The Recession, People Facing Economic Hardship, and the Census
Community organizations are particularly important during an economic downturn because state and local governments have less money to invest in getting in accurate count. For example, California spent about $25 million to encourage participation in the 2000 census, but because of the state's budget crisis, it will spend less than one-tenth of that money in 2010.
If community organizations don't help to overcome this gap, the state and its harder-to-count communities could lose out on billions of dollars over the next decade.
Nationally, millions of Americans have lost their jobs and many have lost their homes or are in the process of losing them to foreclosure. Many are struggling to deal with debts and creditors, and may fear that giving information to the Census Bureau could expose them to action by debt collectors or others.
Some people may have moved in with relatives or may be sharing housing in ways that violate leases or local ordinances, and may fear that answering honestly about their living arrangements could get them in trouble.

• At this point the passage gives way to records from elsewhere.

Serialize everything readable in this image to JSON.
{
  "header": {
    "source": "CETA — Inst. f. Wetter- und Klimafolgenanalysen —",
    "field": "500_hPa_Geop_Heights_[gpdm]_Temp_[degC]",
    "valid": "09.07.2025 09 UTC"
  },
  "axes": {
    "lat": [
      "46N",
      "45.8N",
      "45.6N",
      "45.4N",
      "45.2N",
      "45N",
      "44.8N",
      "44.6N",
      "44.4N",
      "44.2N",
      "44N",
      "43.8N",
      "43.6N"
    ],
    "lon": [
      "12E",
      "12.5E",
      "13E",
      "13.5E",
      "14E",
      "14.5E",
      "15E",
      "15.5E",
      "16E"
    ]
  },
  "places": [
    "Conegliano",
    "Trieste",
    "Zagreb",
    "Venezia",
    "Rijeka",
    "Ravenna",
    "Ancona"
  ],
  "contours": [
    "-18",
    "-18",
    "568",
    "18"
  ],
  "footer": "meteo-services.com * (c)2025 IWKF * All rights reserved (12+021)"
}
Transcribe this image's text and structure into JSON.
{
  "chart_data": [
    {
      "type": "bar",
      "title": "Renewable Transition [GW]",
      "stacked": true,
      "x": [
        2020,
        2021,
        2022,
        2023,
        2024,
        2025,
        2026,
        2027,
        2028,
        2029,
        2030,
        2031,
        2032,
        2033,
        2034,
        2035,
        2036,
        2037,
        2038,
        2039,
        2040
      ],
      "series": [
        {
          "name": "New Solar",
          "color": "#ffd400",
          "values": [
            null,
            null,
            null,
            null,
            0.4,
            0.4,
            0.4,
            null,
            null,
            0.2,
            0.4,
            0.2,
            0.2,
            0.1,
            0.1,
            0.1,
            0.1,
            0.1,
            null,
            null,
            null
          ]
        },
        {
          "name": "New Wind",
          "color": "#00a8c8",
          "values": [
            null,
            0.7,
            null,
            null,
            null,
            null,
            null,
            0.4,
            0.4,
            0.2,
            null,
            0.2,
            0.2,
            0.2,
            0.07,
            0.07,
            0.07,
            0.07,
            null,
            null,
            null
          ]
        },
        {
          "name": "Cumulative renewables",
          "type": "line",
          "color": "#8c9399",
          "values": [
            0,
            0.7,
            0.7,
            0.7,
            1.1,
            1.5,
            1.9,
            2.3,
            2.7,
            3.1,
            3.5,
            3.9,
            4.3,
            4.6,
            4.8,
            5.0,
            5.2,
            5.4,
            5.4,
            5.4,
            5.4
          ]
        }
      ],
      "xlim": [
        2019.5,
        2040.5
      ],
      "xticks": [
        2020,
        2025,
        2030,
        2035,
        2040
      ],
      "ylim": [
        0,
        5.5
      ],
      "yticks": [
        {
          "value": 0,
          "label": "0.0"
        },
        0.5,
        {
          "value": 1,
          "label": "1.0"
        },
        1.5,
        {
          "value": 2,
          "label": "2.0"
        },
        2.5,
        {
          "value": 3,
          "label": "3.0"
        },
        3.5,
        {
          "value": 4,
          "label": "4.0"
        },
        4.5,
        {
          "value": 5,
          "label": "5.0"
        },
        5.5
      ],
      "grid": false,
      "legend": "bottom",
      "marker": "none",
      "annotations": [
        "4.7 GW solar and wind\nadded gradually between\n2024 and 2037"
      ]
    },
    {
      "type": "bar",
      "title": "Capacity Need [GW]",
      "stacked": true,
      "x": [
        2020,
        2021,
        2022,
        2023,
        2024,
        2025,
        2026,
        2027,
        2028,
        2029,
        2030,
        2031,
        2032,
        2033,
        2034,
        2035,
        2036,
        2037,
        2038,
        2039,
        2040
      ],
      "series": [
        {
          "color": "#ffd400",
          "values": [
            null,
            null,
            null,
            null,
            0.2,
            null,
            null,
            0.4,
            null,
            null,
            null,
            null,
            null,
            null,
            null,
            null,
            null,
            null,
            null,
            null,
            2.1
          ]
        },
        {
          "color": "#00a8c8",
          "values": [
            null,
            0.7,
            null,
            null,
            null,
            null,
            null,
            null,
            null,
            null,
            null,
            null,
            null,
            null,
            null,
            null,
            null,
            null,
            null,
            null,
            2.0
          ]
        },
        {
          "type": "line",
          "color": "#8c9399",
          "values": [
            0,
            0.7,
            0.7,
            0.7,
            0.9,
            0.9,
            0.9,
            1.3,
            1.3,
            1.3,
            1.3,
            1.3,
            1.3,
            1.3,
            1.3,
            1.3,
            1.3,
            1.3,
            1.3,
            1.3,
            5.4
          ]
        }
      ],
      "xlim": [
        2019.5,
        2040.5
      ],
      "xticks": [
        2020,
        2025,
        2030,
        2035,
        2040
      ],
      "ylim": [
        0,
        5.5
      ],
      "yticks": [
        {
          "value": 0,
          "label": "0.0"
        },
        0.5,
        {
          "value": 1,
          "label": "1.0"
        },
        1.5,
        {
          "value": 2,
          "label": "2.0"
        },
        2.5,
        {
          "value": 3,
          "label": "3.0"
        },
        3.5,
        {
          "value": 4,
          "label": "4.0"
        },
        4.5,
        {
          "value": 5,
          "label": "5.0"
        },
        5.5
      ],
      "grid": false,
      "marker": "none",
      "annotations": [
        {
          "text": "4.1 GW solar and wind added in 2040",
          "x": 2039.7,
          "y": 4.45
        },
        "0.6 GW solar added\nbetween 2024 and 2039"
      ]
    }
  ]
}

Community-based organizations can provide a trusted source of information about the confidentiality of the census and the importance of an accurate count to people with financial difficulties.
What's At Stake
People who are struggling financially have a big stake in getting counted.
- Census information is used to direct resources - like unemployment insurance, job training, adult education programs, and housing loans for people with low and moderate income - to areas where they are most needed. Here are some federal programs and the amount appropriated each year based on projected need (2007 figures):
- Food stamps – $30.4 billion
- Section 8 Housing Choice Vouchers – $16.1 billion
- National School Lunch Program – $8.6 billion
- Head Start – $6.2 billion
- State Children's Insurance Program – $5.5 billion
- Women, Infants, and Children (WIC) program – $5.3 billion
- Foster care – $4.5 billion
- Child Care – $2.9 billion
- School Breakfast Program – $2.1 billion
- Communities that have been hard hit by the economic crisis have the most to lose if individuals are not counted and communities miss out on funding for economic development, job training, schools and vocational education, and private business investment
- People who don't get counted can cheat themselves and their neighbors out of services they need, and political representation that could help their communities in the long run.
Confidentiality
Individuals' census information is completely confidential. Government agencies, banks, employers, and credit agencies cannot get access to any person's responses.
- Individuals' census information is protected by the strongest privacy laws we have.
- The U.S. Department of Justice has issued a statement declaring that no other law – not even the PATRIOT Act – overrides the confidentiality of the census.
- No other government agency – not even law enforcement or the courts – can get any person's individual census information for 72 years.
- No private company – no landlord or employer or debt collector – can get any household's census information, even with a court order.
- No other law or agency can override census privacy protections – not the Patriot Act, the IRS, Homeland Security, or ICE.
- Every census worker has to swear an oath to keep information confidential for life, or they face big fines and jail time.
- The only thing to fear about the census is not being counted.
People Who Are Homeless
There are special strategies for counting homeless people.
Counting homeless people is a significant challenge for the Census Bureau, which identifies people and households by canvassing addresses. The Census Bureau does have specific strategies for identifying people at service-based locations like emergency and transitional shelters, soup kitchens, regularly scheduled mobile food vans, and pre-identified non-shelter outdoor locations.
Be Counted forms will also be made available at locations throughout the community for people who believe they haven't been counted.